Great report Loy. That had to be a blast. Hopefully closing on a house up there in the next week or so. Ive got the wind socks for my boat. Time for lake records to be broken LOL. Never say never. Has he ever used Live Goldfish???? My dad and I use to on Lake Houston and we caught some huge Blues on trotline and believe it or not some of the biggest crappie I have ever seen on them.


----------



## shadslinger (Aug 21, 2005)

Any good size baitfish should be good as long as it is big enough and fresh enough. I have caught some real barn door crappie on goldfish baited trotlines a long time ago at SAM Rayburn.Sometimes is good to put several cut up bodies of gizzard shad on one hook.
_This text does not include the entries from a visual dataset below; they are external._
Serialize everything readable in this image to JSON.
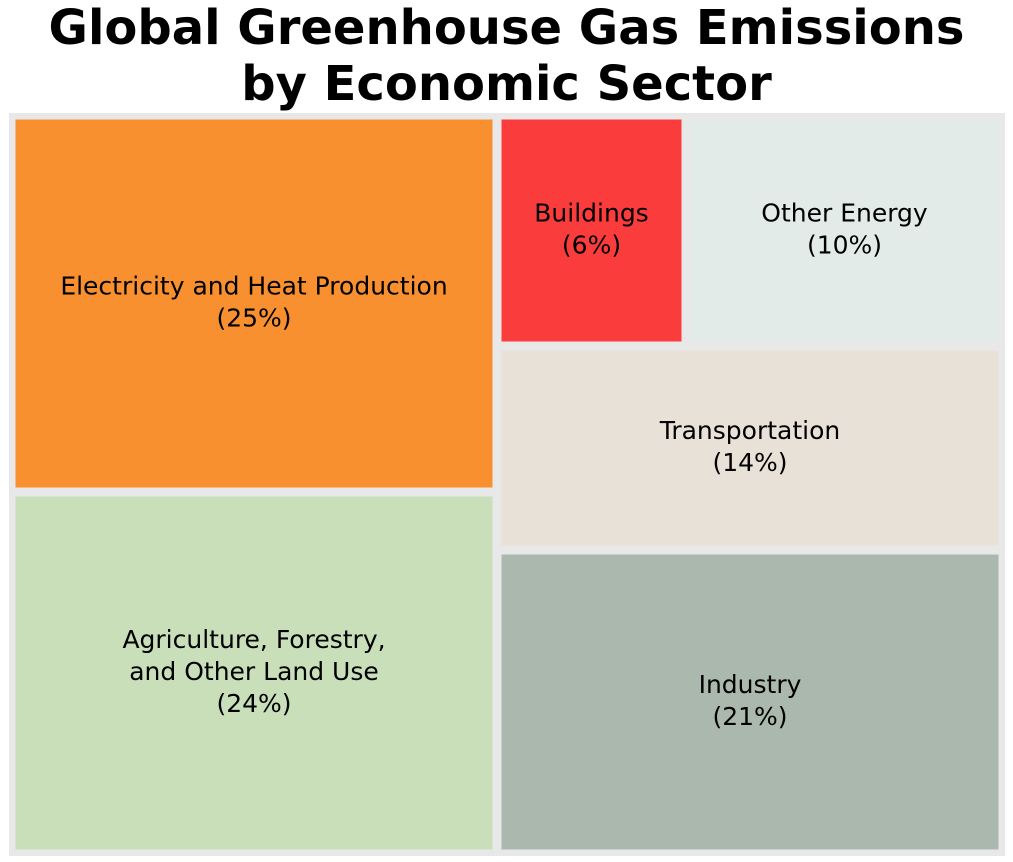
{
  "title_lines": [
    "Global Greenhouse Gas Emissions",
    "by Economic Sector"
  ],
  "chart_data": {
    "type": "treemap",
    "title": "Global Greenhouse Gas Emissions by Economic Sector",
    "unit": "%",
    "border_color": "#e8e8e8",
    "items": [
      {
        "label": "Electricity and Heat Production",
        "value": 25,
        "pct_label": "(25%)",
        "color": "#f99030"
      },
      {
        "label": "Agriculture, Forestry, and Other Land Use",
        "value": 24,
        "pct_label": "(24%)",
        "color": "#c8dfba"
      },
      {
        "label": "Industry",
        "value": 21,
        "pct_label": "(21%)",
        "color": "#abb8ae"
      },
      {
        "label": "Transportation",
        "value": 14,
        "pct_label": "(14%)",
        "color": "#e8e1d7"
      },
      {
        "label": "Other Energy",
        "value": 10,
        "pct_label": "(10%)",
        "color": "#e2ebe7"
      },
      {
        "label": "Buildings",
        "value": 6,
        "pct_label": "(6%)",
        "color": "#fb3c3c"
      }
    ]
  }
}
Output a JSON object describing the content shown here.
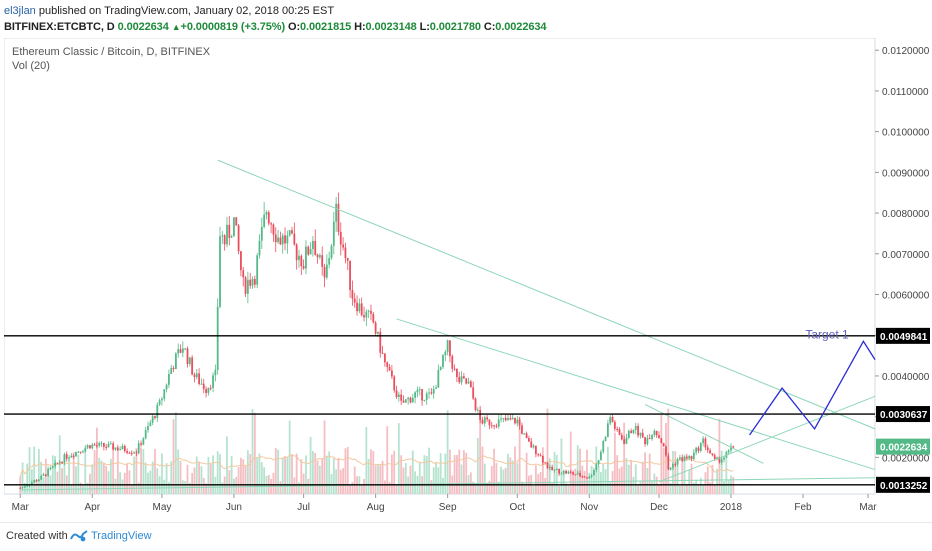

Makes it real juicy.


----------



## jackieblue (Jun 13, 2006)

In my opinion: 
Fresh caught bait from the body of water you are fishing is important, as is drift speed, but the most important of this or any other fishing is being where the fish are.
Conditions change and move fish, some thing to consider are wind direction, water temp, barometric pressure, moon phase, sunny or cloudy.
This is not rocket science but things I have learned over the past fifty years of fishing. The best teacher is time on the water and not being afraid to try different things. Different rigs, bait, and on the days when nothing works don't worry about it. Every trip is not a banner one nor a record is caught, when we get to goal orientated we lose the true meaning of fishing. Enjoy every outing on the water.


----------



## shadslinger (Aug 21, 2005)

Thanks for weighing here jackieblue, and those are wise words indeed. I told Gary that I don't think I would have ever come up with all of the tricks it takes to fish specifically for these fish. The texasGG crew learned a lot from you and they were gracious enough to pass along some to me and we got to apply it to our "home" lake.
More than anything else we had some fun Monday, Robert and Gary were great company to fish with, and I look forward to fishing with them again.
Jackie, I know it's more a gesture than something that you are likly to do, but any time you would like to come up and fish I would be happy to take you out. 
A catfish pro like you would enjoy one of the best blue catfish lakes that there is.
SS


----------



## HIJACK (Aug 10, 2005)

That ROCKS!!!!


----------